La noche anterior a la llegada del destronado Nicolás a su hogar, ella durmió cerca de la Sala Malva. Los criados se habían afanado en decorar los ventanales con los últimos ramos de lilas que aún preservaban un ápice de frescura. Hacía días que se había cortado el suministro de flores frescas y, al amanecer, las flores moribundas parecieron exhalar su último aliento perfumado. La fragancia de la primavera abandonó el boudoir para dar paso al gélido invierno, que traía consigo el corrompido hedor de la chusma.
Tal vez acabara su historia con la última conversación que mantuvo con Alejandra Feodorovna el mismo día que le reclamó un último servicio al Estado. Omitiría, claro está, toda alusión al paquete que su reina le pidió transportar hasta el sur, más allá de su añorada Revovka.

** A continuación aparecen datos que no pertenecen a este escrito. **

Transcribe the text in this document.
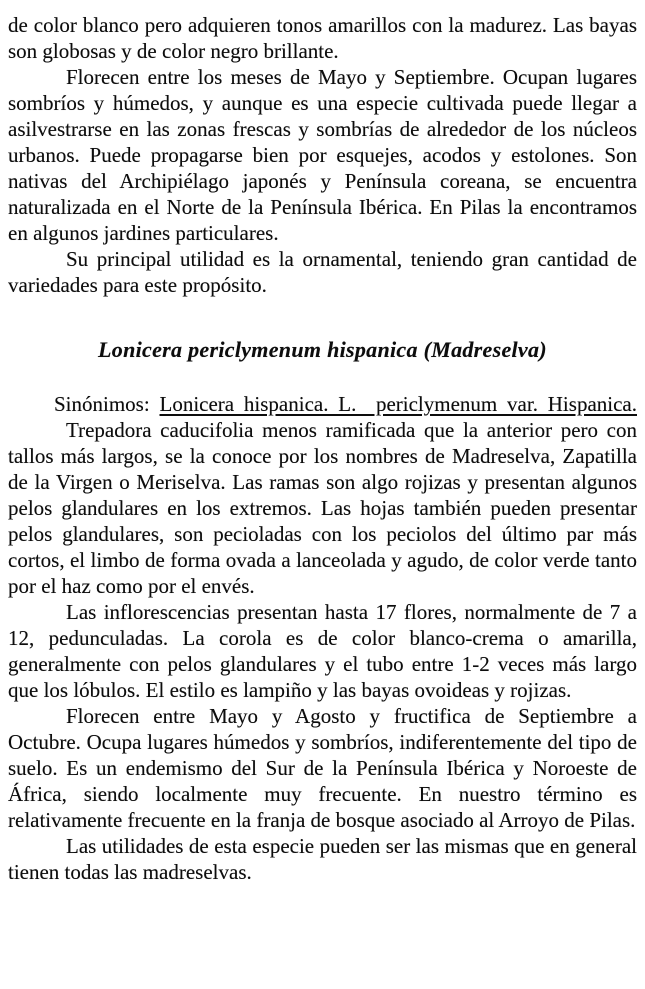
de color blanco pero adquieren tonos amarillos con la madurez. Las bayas son globosas y de color negro brillante.

Florecen entre los meses de Mayo y Septiembre. Ocupan lugares sombríos y húmedos, y aunque es una especie cultivada puede llegar a asilvestrarse en las zonas frescas y sombrías de alrededor de los núcleos urbanos. Puede propagarse bien por esquejes, acodos y estolones. Son nativas del Archipiélago japonés y Península coreana, se encuentra naturalizada en el Norte de la Península Ibérica. En Pilas la encontramos en algunos jardines particulares.

Su principal utilidad es la ornamental, teniendo gran cantidad de variedades para este propósito.

Lonicera periclymenum hispanica (Madreselva)

Sinónimos: Lonicera hispanica. L.  periclymenum var. Hispanica.

Trepadora caducifolia menos ramificada que la anterior pero con tallos más largos, se la conoce por los nombres de Madreselva, Zapatilla de la Virgen o Meriselva. Las ramas son algo rojizas y presentan algunos pelos glandulares en los extremos. Las hojas también pueden presentar pelos glandulares, son pecioladas con los peciolos del último par más cortos, el limbo de forma ovada a lanceolada y agudo, de color verde tanto por el haz como por el envés.

Las inflorescencias presentan hasta 17 flores, normalmente de 7 a 12, pedunculadas. La corola es de color blanco-crema o amarilla, generalmente con pelos glandulares y el tubo entre 1-2 veces más largo que los lóbulos. El estilo es lampiño y las bayas ovoideas y rojizas.

Florecen entre Mayo y Agosto y fructifica de Septiembre a Octubre. Ocupa lugares húmedos y sombríos, indiferentemente del tipo de suelo. Es un endemismo del Sur de la Península Ibérica y Noroeste de África, siendo localmente muy frecuente. En nuestro término es relativamente frecuente en la franja de bosque asociado al Arroyo de Pilas.

Las utilidades de esta especie pueden ser las mismas que en general tienen todas las madreselvas.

Silvie había rogado, compungida por el dolor, que no la pidiera alejarse de la familia real ahora.
No podía concebir un futuro que no caminase por la misma senda que el de su amiga. En última instancia, constataba con rabia que el Palacio y los habitantes que moraban allí constituían todo su mundo. La emperatriz zanjó el asunto con un ademán autoritario, ordenando a Sven que se reportara. Cuando aceptó su nuevo cometido, la reina dulcificó el rostro y la besó en ambas mejillas.
–Silvie, ma petite Silvie. Tu sais bien que I’homme propose et Dieu dispose.
-Pero, mi señora, ¿qué será de vos? ¿Y las niñas? ¿Y el zarevitch? Sois todo cuanto tengo. No podré vivir pensando que os dejo aquí a merced de los revolucionarios.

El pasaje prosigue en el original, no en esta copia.